Each person’s circumstances will vary, of course; some will be in families with second income streams, good savings accounts or whatever. However, most Americans live “paycheck to paycheck” and being without an income, perhaps with a mortgage to pay and mouths to feed, is not something teachers, etc. are typically taught in college. It is learned in the school of hard knocks only and, frankly, the blizzard of 1993 may well be a more pleasant memory for those who lived through something like this. (The writer was once unemployed for almost a year while being the sole income source, with mortgage, for a wife and six children.)
In Georgia, unemployment benefits vary depending upon past salary and duration of the job and currently the maximum possible is $330 a week (and the minimum $44). The average is $260 and that lasts, depending on job record, from 14 to a maximum of 20 weeks. The legislature last year, to save money, chopped it down to that from the previous 26 weeks.

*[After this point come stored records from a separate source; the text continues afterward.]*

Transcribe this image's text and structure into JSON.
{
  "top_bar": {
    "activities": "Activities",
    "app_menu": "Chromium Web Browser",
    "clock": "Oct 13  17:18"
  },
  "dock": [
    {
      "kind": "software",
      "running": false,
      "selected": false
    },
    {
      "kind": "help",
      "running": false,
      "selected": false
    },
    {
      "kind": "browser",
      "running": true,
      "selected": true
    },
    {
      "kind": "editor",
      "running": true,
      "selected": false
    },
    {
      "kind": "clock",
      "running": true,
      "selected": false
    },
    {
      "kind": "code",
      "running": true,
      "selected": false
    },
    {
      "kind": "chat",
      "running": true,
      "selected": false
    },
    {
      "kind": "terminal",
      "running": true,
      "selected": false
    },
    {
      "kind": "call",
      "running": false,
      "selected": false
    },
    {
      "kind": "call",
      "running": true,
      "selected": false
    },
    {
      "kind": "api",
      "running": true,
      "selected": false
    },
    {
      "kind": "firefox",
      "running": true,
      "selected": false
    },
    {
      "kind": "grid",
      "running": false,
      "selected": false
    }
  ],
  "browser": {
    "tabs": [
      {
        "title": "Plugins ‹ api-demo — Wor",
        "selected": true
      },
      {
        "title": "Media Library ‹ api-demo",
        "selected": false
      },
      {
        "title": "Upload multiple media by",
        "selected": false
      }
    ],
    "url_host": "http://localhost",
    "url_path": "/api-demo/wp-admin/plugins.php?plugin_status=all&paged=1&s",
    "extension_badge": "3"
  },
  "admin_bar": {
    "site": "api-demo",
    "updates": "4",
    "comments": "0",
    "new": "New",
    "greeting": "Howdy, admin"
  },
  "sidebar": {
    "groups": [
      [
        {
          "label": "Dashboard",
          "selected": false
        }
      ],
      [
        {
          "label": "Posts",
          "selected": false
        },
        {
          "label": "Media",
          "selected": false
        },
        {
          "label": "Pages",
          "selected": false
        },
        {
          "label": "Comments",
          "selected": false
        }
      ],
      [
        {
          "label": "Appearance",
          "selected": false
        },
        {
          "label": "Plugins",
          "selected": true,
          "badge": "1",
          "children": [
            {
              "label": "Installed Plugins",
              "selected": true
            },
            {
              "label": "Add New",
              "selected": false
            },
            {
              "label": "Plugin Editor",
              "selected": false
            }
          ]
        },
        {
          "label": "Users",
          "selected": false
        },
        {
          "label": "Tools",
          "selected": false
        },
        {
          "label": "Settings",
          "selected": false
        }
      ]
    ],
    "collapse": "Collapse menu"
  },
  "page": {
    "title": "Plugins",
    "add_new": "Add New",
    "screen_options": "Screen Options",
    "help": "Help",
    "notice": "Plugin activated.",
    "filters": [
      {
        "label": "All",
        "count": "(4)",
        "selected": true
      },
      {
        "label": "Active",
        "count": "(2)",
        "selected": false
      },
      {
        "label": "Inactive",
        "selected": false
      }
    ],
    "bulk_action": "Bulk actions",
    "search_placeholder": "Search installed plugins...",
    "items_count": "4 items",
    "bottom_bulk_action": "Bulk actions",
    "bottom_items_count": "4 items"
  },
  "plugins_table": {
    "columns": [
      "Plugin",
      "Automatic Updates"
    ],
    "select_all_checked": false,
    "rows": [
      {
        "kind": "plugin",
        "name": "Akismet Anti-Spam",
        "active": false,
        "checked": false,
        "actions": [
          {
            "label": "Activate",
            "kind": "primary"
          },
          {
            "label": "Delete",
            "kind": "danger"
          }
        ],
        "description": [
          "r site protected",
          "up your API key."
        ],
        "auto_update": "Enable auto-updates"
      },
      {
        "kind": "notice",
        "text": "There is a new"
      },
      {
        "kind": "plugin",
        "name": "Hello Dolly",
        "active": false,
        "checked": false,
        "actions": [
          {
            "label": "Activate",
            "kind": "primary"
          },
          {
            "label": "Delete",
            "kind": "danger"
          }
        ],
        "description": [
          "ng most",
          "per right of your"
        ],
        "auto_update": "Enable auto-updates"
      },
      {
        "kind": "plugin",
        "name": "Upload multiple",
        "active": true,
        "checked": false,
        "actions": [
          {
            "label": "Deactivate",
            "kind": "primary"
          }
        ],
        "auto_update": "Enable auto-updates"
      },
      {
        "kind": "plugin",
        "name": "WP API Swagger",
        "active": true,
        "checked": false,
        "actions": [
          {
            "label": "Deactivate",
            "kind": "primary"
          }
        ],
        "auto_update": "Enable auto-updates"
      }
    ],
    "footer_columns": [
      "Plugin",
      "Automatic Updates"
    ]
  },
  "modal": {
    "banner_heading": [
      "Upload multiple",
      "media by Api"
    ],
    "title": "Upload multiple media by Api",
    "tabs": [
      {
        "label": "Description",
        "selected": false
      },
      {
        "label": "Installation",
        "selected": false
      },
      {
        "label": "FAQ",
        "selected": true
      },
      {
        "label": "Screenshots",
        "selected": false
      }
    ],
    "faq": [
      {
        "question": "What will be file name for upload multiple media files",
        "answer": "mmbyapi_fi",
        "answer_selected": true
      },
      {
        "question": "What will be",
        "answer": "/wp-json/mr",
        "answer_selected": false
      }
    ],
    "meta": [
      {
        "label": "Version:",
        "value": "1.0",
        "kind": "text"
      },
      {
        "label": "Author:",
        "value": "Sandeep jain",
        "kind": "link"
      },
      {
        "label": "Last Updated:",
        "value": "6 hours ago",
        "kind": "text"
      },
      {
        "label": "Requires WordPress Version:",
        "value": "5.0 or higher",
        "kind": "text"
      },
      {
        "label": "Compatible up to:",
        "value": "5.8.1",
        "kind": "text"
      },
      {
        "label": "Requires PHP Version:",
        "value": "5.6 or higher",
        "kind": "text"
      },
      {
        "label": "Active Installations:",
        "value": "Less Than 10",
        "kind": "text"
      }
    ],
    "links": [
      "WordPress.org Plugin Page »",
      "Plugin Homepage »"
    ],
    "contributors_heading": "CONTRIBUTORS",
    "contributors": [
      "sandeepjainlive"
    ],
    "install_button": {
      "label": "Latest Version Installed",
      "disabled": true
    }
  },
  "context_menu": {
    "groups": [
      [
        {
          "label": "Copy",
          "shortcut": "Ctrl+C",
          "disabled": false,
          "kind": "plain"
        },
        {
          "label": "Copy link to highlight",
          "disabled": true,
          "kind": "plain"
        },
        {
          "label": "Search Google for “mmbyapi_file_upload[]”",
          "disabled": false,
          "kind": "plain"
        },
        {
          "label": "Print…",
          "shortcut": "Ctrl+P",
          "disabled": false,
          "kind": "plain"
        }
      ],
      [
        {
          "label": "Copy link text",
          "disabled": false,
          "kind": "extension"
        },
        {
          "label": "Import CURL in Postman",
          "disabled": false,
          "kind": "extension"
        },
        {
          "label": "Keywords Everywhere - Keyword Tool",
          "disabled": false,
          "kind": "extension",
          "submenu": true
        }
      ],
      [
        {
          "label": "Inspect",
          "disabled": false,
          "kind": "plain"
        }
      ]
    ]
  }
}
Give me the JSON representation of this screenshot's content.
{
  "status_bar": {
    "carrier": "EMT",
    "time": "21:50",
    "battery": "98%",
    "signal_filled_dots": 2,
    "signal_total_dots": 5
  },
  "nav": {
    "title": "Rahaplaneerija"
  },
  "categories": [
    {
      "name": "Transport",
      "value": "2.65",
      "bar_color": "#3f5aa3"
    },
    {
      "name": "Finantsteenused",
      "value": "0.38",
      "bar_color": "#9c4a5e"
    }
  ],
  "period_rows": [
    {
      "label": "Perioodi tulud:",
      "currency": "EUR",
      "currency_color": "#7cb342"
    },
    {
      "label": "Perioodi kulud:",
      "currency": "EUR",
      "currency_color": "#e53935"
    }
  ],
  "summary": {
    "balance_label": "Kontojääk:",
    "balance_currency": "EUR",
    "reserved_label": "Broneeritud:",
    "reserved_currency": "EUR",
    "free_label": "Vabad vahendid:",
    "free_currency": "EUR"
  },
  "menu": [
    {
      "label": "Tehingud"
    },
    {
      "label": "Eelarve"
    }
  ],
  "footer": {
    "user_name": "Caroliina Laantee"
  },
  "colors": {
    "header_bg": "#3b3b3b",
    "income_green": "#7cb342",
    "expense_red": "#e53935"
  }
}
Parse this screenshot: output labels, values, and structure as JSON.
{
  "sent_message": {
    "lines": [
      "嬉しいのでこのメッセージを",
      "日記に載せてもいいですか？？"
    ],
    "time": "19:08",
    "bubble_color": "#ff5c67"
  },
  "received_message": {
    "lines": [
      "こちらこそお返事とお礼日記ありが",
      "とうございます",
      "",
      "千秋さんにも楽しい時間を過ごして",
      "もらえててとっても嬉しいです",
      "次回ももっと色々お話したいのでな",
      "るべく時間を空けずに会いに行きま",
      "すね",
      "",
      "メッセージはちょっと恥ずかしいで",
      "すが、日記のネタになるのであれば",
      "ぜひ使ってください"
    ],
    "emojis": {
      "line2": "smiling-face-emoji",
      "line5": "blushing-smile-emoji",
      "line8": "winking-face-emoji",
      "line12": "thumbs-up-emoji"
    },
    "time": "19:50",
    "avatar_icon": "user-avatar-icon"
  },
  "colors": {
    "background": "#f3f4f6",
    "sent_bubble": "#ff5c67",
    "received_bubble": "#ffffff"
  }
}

After that point, extended federal benefits pick up the tab for a while, although those weekly checks have just been cut 11 percent because of the sequester. The length of those are linked to a sliding scale depending on a state’s overall jobless rate, thus in Georgia at the moment they run for no more than nine additional weeks.
All in all, for those in such melted-away income circumstances, the blizzard on 1993 might be considered a comparatively pleasant experience. After a week at most, it was all over and Bradford pears started blooming.